Before inoculation into products, such as food products, bacteria are cultured in order to provide a suspension containing large amounts of bacteria. The suspension is usually concentrated using centrifugation, filtration, distillation, sedimentation or flocculation. This concentration step is often followed by freezing or freeze-drying or drying or storage of the microbial concentrate as a frozen product in liquid nitrogen to preserve and/or store the bacteria.
In addition to providing a concentrate of desired bacteria, the concentration step also reduces the volume of the suspension to be treated for preservation and/or storage. By reducing the volume of the suspension and increasing the concentration of the bacteria in the suspension, cost reduction advantages are obtained in downstream processing steps (for example cost reduction of freezing, freeze-drying, drying and transportation). In an industrial scale, the concentrate must remain sufficiently flowable to permit further processing.
However, preservation (such as freezing or freeze-drying) of the bacteria is a bottleneck in the industrial production of storable viable bacteria due to the cell damage and loss of viable cells during the freeze-drying but also due to the long process time and the high costs that are associated with industrial freeze drying processes. Moreover, the amount of water remaining after drying affects not only viability of lactic acid bacteria, as determined immediately after the process, but also the rate of loss of viability during subsequent storage (de Valdez et al. (1985), Appl Environ Microbiol. 49(2):413-15). The initial water activity (aw) of freeze-dried products is very important for the cell survival as higher water activity in the freeze-dried products affects the viability of the bacteria during storage; thus the bacteria are more sensitive to the environmental stresses during storage (Ferreira et al. (2005), Biotechnol Lett, 27(4):249-52). Also, the water activity (aw) is an important factor affecting the stability of dried products and it is used as a critical control point for Hazard Analysis and Critical Control Points (HACCP) programs.
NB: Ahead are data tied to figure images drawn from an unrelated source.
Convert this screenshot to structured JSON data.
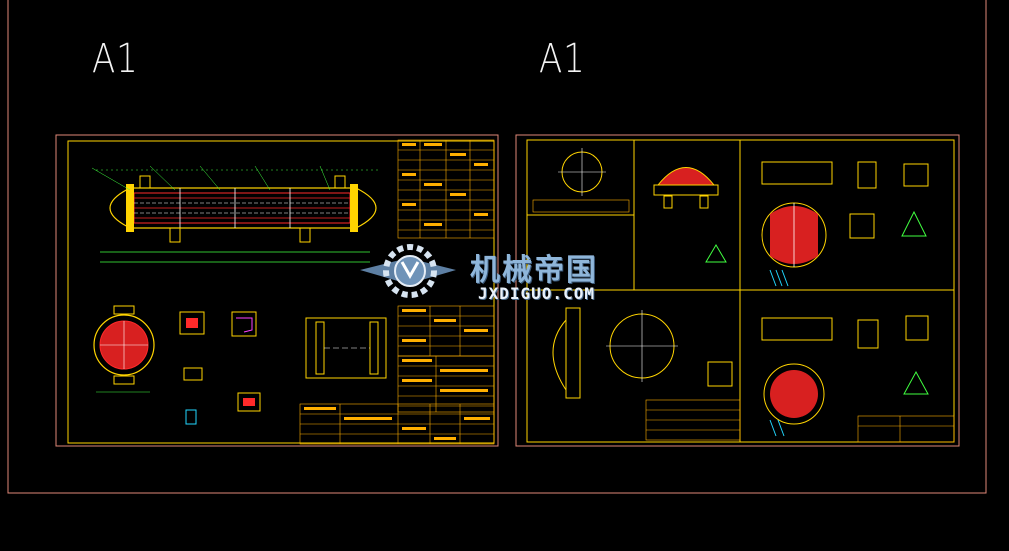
{
  "sheets": [
    {
      "id": "left",
      "label": "A1"
    },
    {
      "id": "right",
      "label": "A1"
    }
  ],
  "watermark": {
    "text_cn": "机械帝国",
    "text_en": "JXDIGUO.COM",
    "icon": "gear-logo-icon"
  },
  "colors": {
    "background": "#000000",
    "frame": "#e08878",
    "sheet_border": "#ffd400",
    "drawing_red": "#ff2a2a",
    "drawing_white": "#ffffff",
    "drawing_cyan": "#22d8ff",
    "drawing_green": "#40ff40",
    "drawing_magenta": "#ff40ff",
    "table_text": "#ffb000"
  }
}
Therefore, there is still a need to improve the efficiency of purification and concentration methods suitable for bacteria-containing suspensions, to obtain a highly concentrated bacteria suspension, more efficient freeze-drying process and a limited loss of activity (i.e., a limited loss of viable bacteria). These methods need to be feasible at any scale, but especially on the industrial scale, where large volumes of suspension are concentrated.